Rythmik L12 or F12


Experience or knowledge of these compact, sealed subs...? Looking to buy a pair. Is there a significant difference between the two? About a $700 up charge for the F12s. To be paired with Salk Silk monitors...
larseand

Showing 2 responses by bdp24

Rythmiks are gaining a reputation amongst planar speaker owners, particularly Maggies. Most subs are designed for home theater, but Rythmik owner/designer Brian Ding is concerned first with music reproduction. The co-designer of the paper-coned woofer in the F12G, Danny Richie of GR Research, is a hard-core audiophile---OB woofers and speakers, tube amps, perfectionist sensibilities, worked closely with tube amp maker Gary Dodd (R.I.P.). Danny & Brians OB/Dipole Subwoofer is, as preciously stated, State-Of-The-Art. But it is available as a DIY kit only, the user needing to build or have built the OB/Dipole H-frame into which the dual 12" woofers (the free-air version of the woofer in the Rythmik F12G) are installed.

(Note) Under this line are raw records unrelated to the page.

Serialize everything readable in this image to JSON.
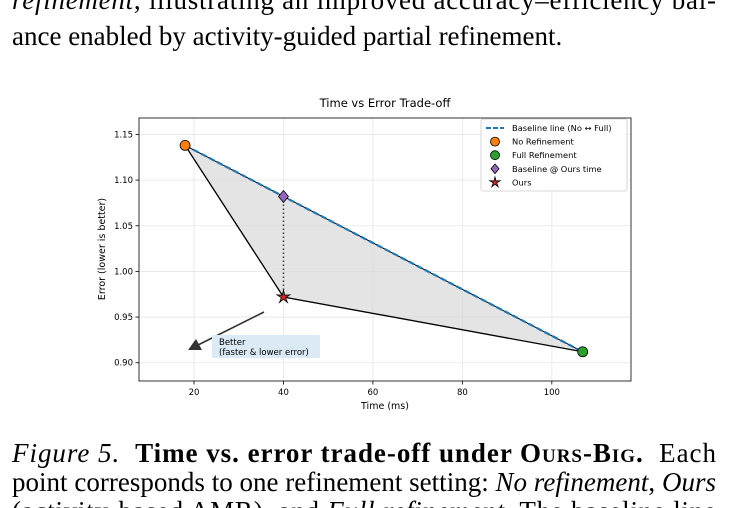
{
  "body": {
    "lines": [
      [
        {
          "text": "refinement",
          "italic": true
        },
        {
          "text": ", illustrating an improved accuracy–efficiency bal-"
        }
      ],
      [
        {
          "text": "ance enabled by activity-guided partial refinement."
        }
      ]
    ]
  },
  "chart_data": {
    "type": "tradeoff",
    "title": "Time vs Error Trade-off",
    "xlabel": "Time (ms)",
    "ylabel": "Error (lower is better)",
    "xlim": [
      7.7,
      117.7
    ],
    "ylim": [
      0.88,
      1.168
    ],
    "xticks": [
      20,
      40,
      60,
      80,
      100
    ],
    "yticks": [
      {
        "value": 0.9,
        "label": "0.90"
      },
      0.95,
      {
        "value": 1,
        "label": "1.00"
      },
      1.05,
      {
        "value": 1.1,
        "label": "1.10"
      },
      1.15
    ],
    "grid": true,
    "legend": "upper right",
    "series": [
      {
        "name": "Baseline line (No ↔ Full)",
        "color": "#1f77b4",
        "marker": "dashed",
        "x": [
          18,
          106.9
        ],
        "y": [
          1.138,
          0.912
        ]
      },
      {
        "name": "No Refinement",
        "color": "#ff7f0e",
        "marker": "circle",
        "x": [
          18
        ],
        "y": [
          1.138
        ]
      },
      {
        "name": "Full Refinement",
        "color": "#2ca02c",
        "marker": "circle",
        "x": [
          106.9
        ],
        "y": [
          0.912
        ]
      },
      {
        "name": "Baseline @ Ours time",
        "color": "#9467bd",
        "marker": "diamond",
        "x": [
          40
        ],
        "y": [
          1.082
        ]
      },
      {
        "name": "Ours",
        "color": "#d62728",
        "marker": "star",
        "x": [
          40
        ],
        "y": [
          0.972
        ]
      }
    ],
    "annotation": {
      "lines": [
        "Better",
        "(faster & lower error)"
      ]
    }
  },
  "caption": {
    "lines": [
      [
        {
          "text": "Figure 5.",
          "italic": true
        },
        {
          "text": "  Time vs. error trade-off under ",
          "bold": true
        },
        {
          "text": "Ours-Big.",
          "bold": true,
          "smallcaps": true
        },
        {
          "text": "  Each"
        }
      ],
      [
        {
          "text": "point corresponds to one refinement setting: "
        },
        {
          "text": "No refinement",
          "italic": true
        },
        {
          "text": ", "
        },
        {
          "text": "Ours",
          "italic": true
        }
      ],
      [
        {
          "text": "(activity-based AMR), and "
        },
        {
          "text": "Full refinement",
          "italic": true
        },
        {
          "text": ". The baseline line"
        }
      ]
    ]
  }
}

The Rythmik L12 and F12 have these things in common: They were both designed by Brian Ding, owner of Rythmik, a very knowledgeable and talented designer. They both have 12" drivers. And they both have the Rythmik Direct Servo-Feedback circuit built into their plate amps. But the amp itself is different in the two, as are the drivers, whether aluminum or paper coned (aluminum in the Rythmik F12, paper in the F12G, the G designating GR Research, whose Danny Richie worked on the development of the driver with Mr. Ding, as well as on the State-Of-The-Art GR Research/Rythmik Open Baffle/Dipole Direct Servo-Feedback Subwoofer, the only sub of it’s type in the world, and the best. Except for the Eminent Technology Rotary Subwoofer, of course!). And the enclosures are different. They both share the Rythmik "house sound"---stopping on a dime, as they say. No bloat and boom, lean and clean. The controls (PEQ, x/o, phase, damping) on the F12 are more extensive as well.

The choice is, as always, a matter of how much you have and are willing to spend. Jim Salk installs the F series Rythmik subs in his bigger speakers, and builds custom enclosures for both the F12 and F15.